A possible use case for all types are also available in the example above.
In Addition the Library contains a message routing system.
This system allows you to route any kind of message to your own functions (using a QDelegate)
The following Code Example demonstrate this message routing, by handing the first /start-message a user send to a bot:
#include <QCoreApplication>
#include "telegrambot.h"
int main(int argc, char** argv)
{
QCoreApplication a(argc, argv);
TelegramBot bot("APIKEY");
bot.messageRouterRegister("/start", {[&bot](TelegramBotUpdate update) {
bot.sendMessage(update->message->chat.id, "Hi, i'am a Test bot");
return true;
}}, TelegramBotMessageType::Message);
bot.startMessagePulling();
}
Additional Notes:
- The example above only handles the /start message all other messages send to the bot are silently ignored.

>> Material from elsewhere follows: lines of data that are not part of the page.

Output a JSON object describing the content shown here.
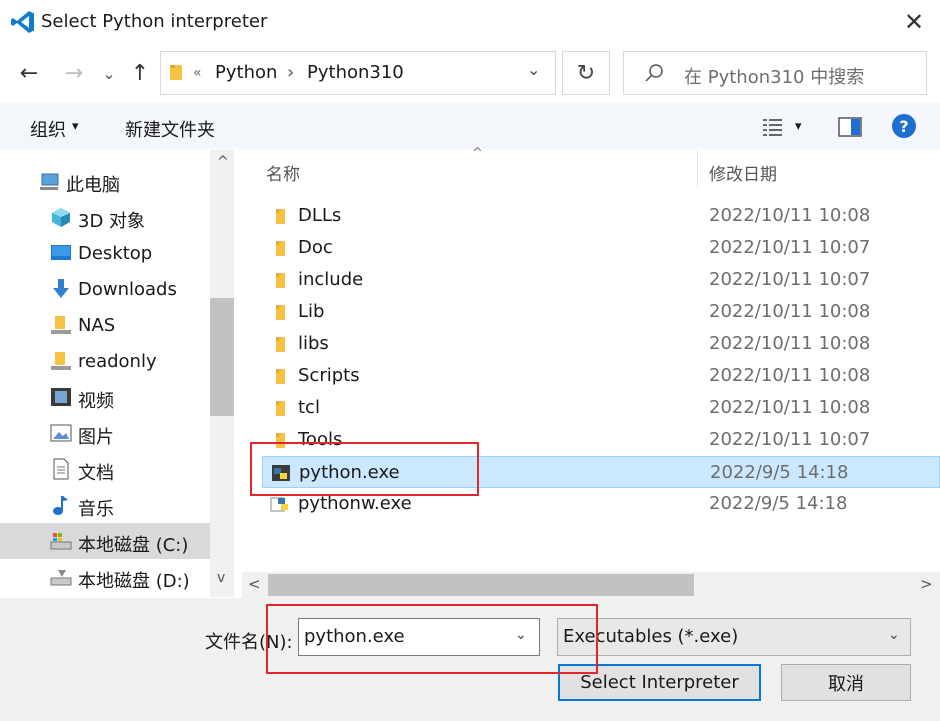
{
  "window": {
    "title": "Select Python interpreter",
    "close_glyph": "✕"
  },
  "nav": {
    "back_glyph": "←",
    "forward_glyph": "→",
    "recent_glyph": "⌄",
    "up_glyph": "↑",
    "breadcrumb_sep": "«",
    "breadcrumb": [
      "Python",
      "Python310"
    ],
    "crumb_arrow": "›",
    "dropdown_glyph": "⌄",
    "refresh_glyph": "↻"
  },
  "search": {
    "placeholder": "在 Python310 中搜索"
  },
  "toolbar": {
    "organize_label": "组织",
    "organize_caret": "▾",
    "new_folder_label": "新建文件夹",
    "view_caret": "▾",
    "help_glyph": "?"
  },
  "sidebar": {
    "items": [
      {
        "label": "此电脑",
        "icon": "computer-icon"
      },
      {
        "label": "3D 对象",
        "icon": "cube-3d-icon"
      },
      {
        "label": "Desktop",
        "icon": "desktop-icon"
      },
      {
        "label": "Downloads",
        "icon": "download-icon"
      },
      {
        "label": "NAS",
        "icon": "network-drive-icon"
      },
      {
        "label": "readonly",
        "icon": "network-drive-icon"
      },
      {
        "label": "视频",
        "icon": "video-icon"
      },
      {
        "label": "图片",
        "icon": "picture-icon"
      },
      {
        "label": "文档",
        "icon": "document-icon"
      },
      {
        "label": "音乐",
        "icon": "music-icon"
      },
      {
        "label": "本地磁盘 (C:)",
        "icon": "local-disk-icon",
        "selected": true
      },
      {
        "label": "本地磁盘 (D:)",
        "icon": "local-disk-icon"
      }
    ]
  },
  "files": {
    "col_name": "名称",
    "col_date": "修改日期",
    "sort_glyph": "^",
    "rows": [
      {
        "name": "DLLs",
        "date": "2022/10/11 10:08",
        "type": "folder"
      },
      {
        "name": "Doc",
        "date": "2022/10/11 10:07",
        "type": "folder"
      },
      {
        "name": "include",
        "date": "2022/10/11 10:07",
        "type": "folder"
      },
      {
        "name": "Lib",
        "date": "2022/10/11 10:08",
        "type": "folder"
      },
      {
        "name": "libs",
        "date": "2022/10/11 10:08",
        "type": "folder"
      },
      {
        "name": "Scripts",
        "date": "2022/10/11 10:08",
        "type": "folder"
      },
      {
        "name": "tcl",
        "date": "2022/10/11 10:08",
        "type": "folder"
      },
      {
        "name": "Tools",
        "date": "2022/10/11 10:07",
        "type": "folder"
      },
      {
        "name": "python.exe",
        "date": "2022/9/5 14:18",
        "type": "python",
        "selected": true
      },
      {
        "name": "pythonw.exe",
        "date": "2022/9/5 14:18",
        "type": "pythonw"
      }
    ]
  },
  "scroll": {
    "left_glyph": "<",
    "right_glyph": ">",
    "up_glyph": "^",
    "down_glyph": "v"
  },
  "footer": {
    "filename_label": "文件名(N):",
    "filename_value": "python.exe",
    "filetype_value": "Executables (*.exe)",
    "dropdown_glyph": "⌄",
    "ok_label": "Select Interpreter",
    "cancel_label": "取消"
  },
  "colors": {
    "accent": "#0078d7",
    "selection": "#cce8ff",
    "highlight_box": "#e3262c",
    "folder": "#f5c242"
  }
}
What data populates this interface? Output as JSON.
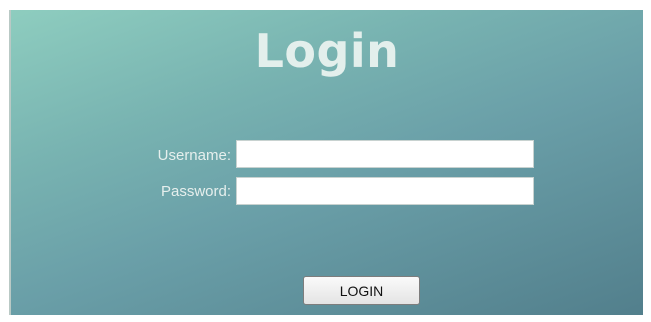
{
  "form": {
    "title": "Login",
    "username_label": "Username:",
    "username_value": "",
    "password_label": "Password:",
    "password_value": "",
    "submit_label": "LOGIN"
  }
}
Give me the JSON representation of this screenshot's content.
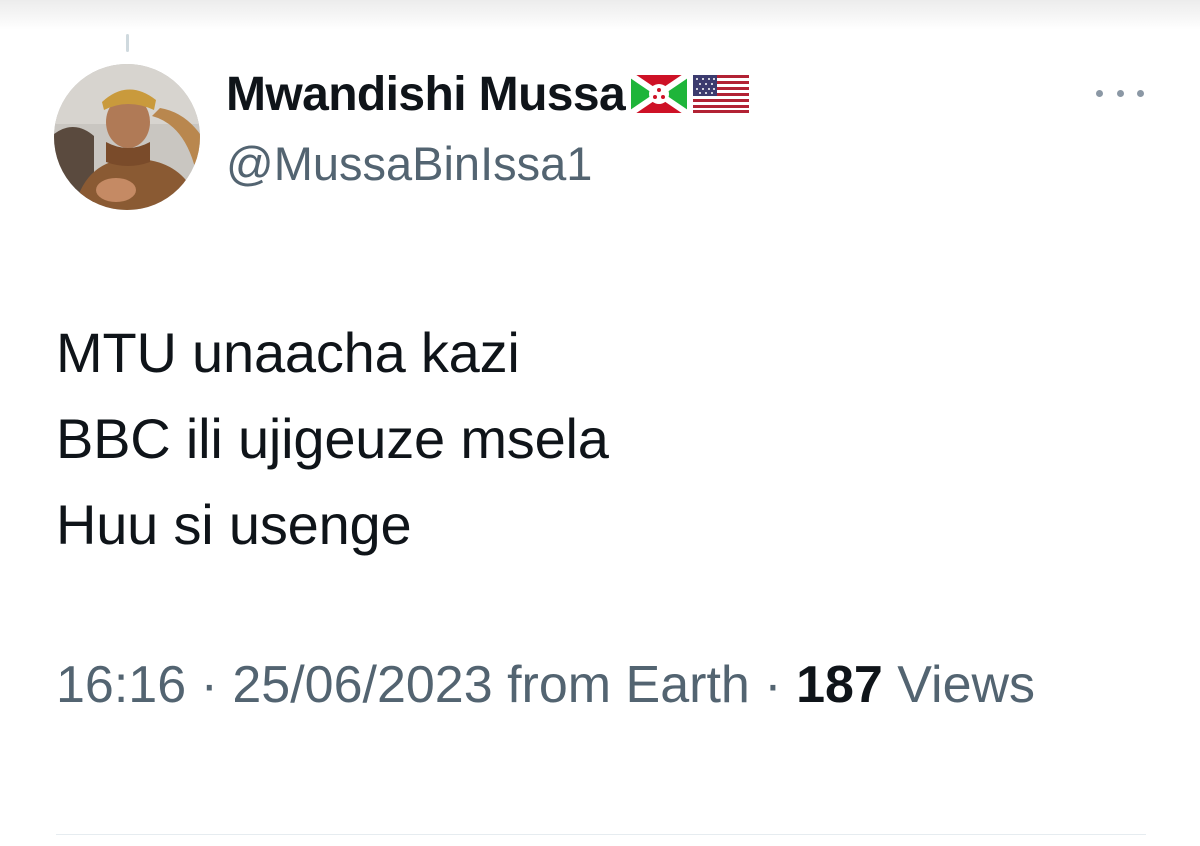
{
  "author": {
    "display_name": "Mwandishi Mussa",
    "flags": [
      "burundi-flag-icon",
      "us-flag-icon"
    ],
    "handle": "@MussaBinIssa1",
    "avatar": "profile-photo"
  },
  "menu": {
    "icon": "more-options-icon"
  },
  "tweet": {
    "lines": [
      "MTU unaacha kazi",
      "BBC ili ujigeuze msela",
      "Huu si usenge"
    ]
  },
  "meta": {
    "time": "16:16",
    "separator": "·",
    "date": "25/06/2023",
    "source": "from Earth",
    "views_count": "187",
    "views_label": "Views"
  },
  "colors": {
    "text_primary": "#0f1419",
    "text_secondary": "#536471",
    "divider": "#e6ecf0"
  }
}
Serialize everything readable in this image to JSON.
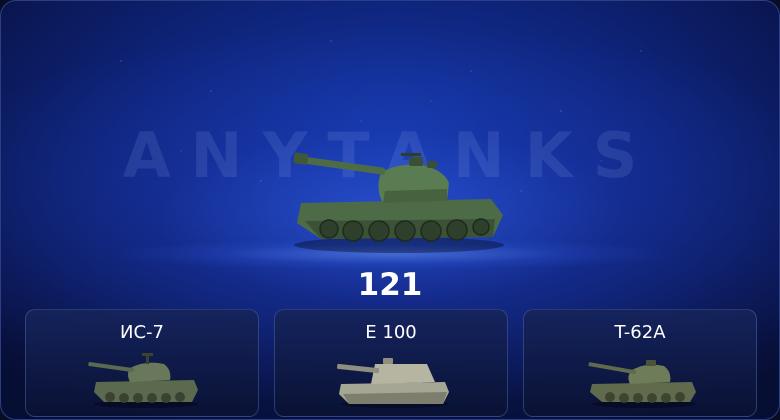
{
  "watermark": "ANYTANKS",
  "featured": {
    "icon": "tank-icon",
    "count": "121"
  },
  "tanks": [
    {
      "name": "ИС-7",
      "icon": "is7-tank-icon"
    },
    {
      "name": "E 100",
      "icon": "e100-tank-icon"
    },
    {
      "name": "T-62A",
      "icon": "t62a-tank-icon"
    }
  ],
  "colors": {
    "background": "#0e2378",
    "glow": "#3a69ff",
    "border": "#2c3f86",
    "tank_green": "#4b6a45",
    "tank_grey": "#9a9b8a"
  }
}
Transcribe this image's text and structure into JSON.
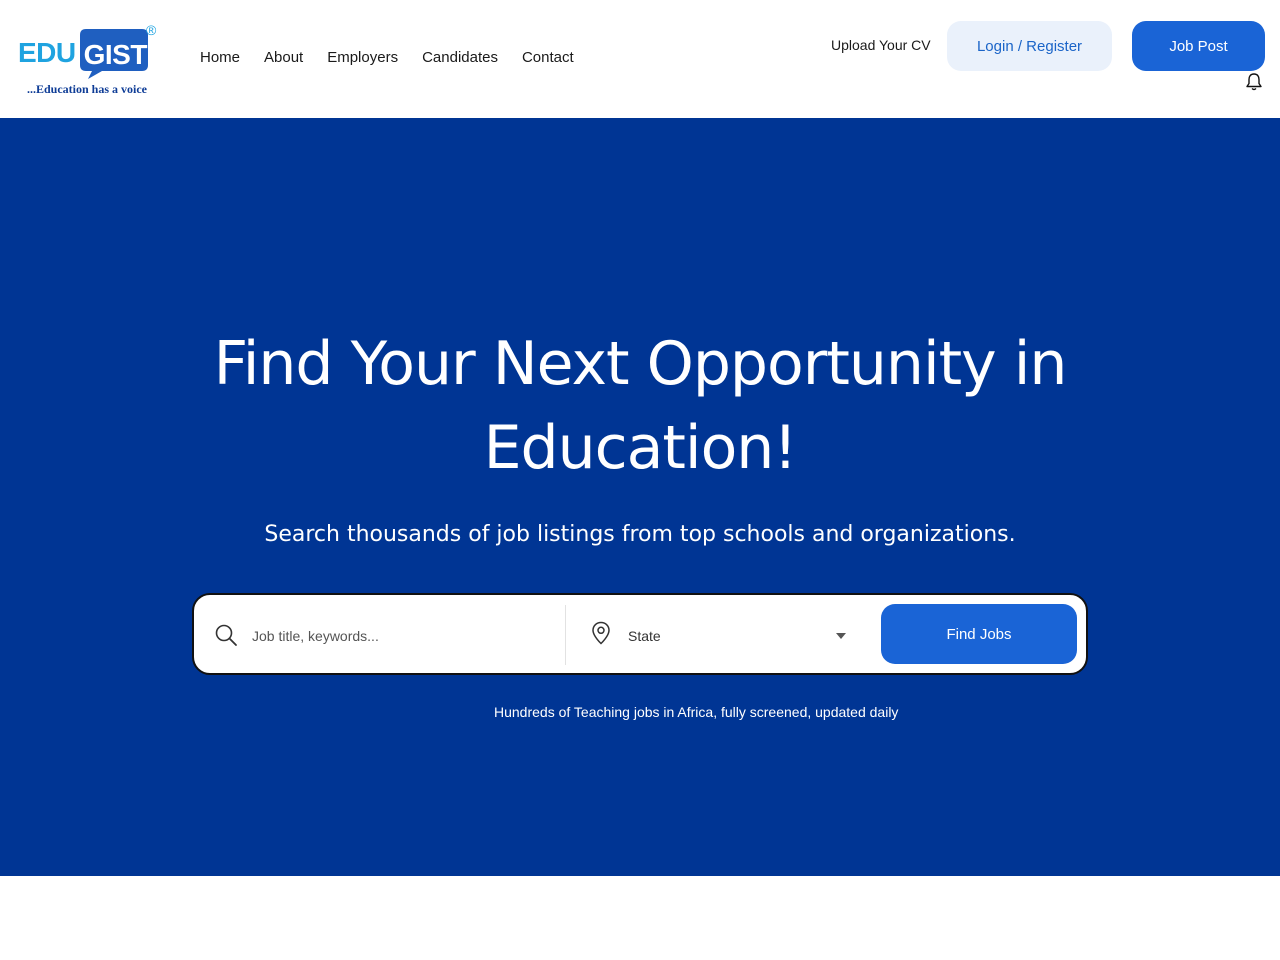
{
  "brand": {
    "edu": "EDU",
    "gist": "GIST",
    "registered": "®",
    "tagline": "...Education has a voice",
    "colors": {
      "edu": "#1fa3e0",
      "bubble": "#1f5fc0",
      "tagline": "#0e3c96"
    }
  },
  "nav": {
    "items": [
      {
        "label": "Home"
      },
      {
        "label": "About"
      },
      {
        "label": "Employers"
      },
      {
        "label": "Candidates"
      },
      {
        "label": "Contact"
      }
    ]
  },
  "header_actions": {
    "upload_cv": "Upload Your CV",
    "login_register": "Login / Register",
    "job_post": "Job Post",
    "bell_icon": "bell-icon"
  },
  "hero": {
    "title": "Find Your Next Opportunity in Education!",
    "subtitle": "Search thousands of job listings from top schools and organizations.",
    "note": "Hundreds of Teaching jobs in Africa, fully screened, updated daily",
    "background": "#003594"
  },
  "search": {
    "keyword_placeholder": "Job title, keywords...",
    "keyword_value": "",
    "state_selected": "State",
    "find_button": "Find Jobs",
    "icons": {
      "search": "search-icon",
      "location": "map-pin-icon",
      "dropdown": "caret-down-icon"
    }
  },
  "colors": {
    "accent": "#1a64d6",
    "accent_light": "#eaf1fb"
  }
}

- The message Router match field depends on the received message type:
Message Type | Fieldname |
---|---|
TelegramBotMessageType::Message | Message.text |
TelegramBotMessageType::EditedMessage | Message.text |
TelegramBotMessageType::ChannelPost | Message.text |
TelegramBotMessageType::EditedChannelPost | Message.text |
TelegramBotMessageType::InlineQuery | InlineQuery.query |
TelegramBotMessageType::ChosenInlineResult | ChosenInlineResult.query |
TelegramBotMessageType::CallbackQuery | CallbackQuery.data |
The telegrambotlib-qt depends on QDelegate which are allready included as submodule,
so we have to make sure that the submodules are checked out, too:
git clone --recursive <path>
Or if repo allready exists
git submodule update --init --recursive
Just add the following to your Qt-Project file:
include(telegrambotlib-qt.pri)
Include project syntax:
#include "telegrambot.h"
Note: The make install installation pathes, are printed to you during qmake!
qmake telegrambotlib-qt.pro
make
make install
add the following to your pro file:
LIBS += -ltelegrambotlib-qt
Include project syntax:
#include <telegrambotlib-qt/telegrambot.h>
The telegrambotlib-qt licence is a modified version of the LGPL licence, with a static linking exception.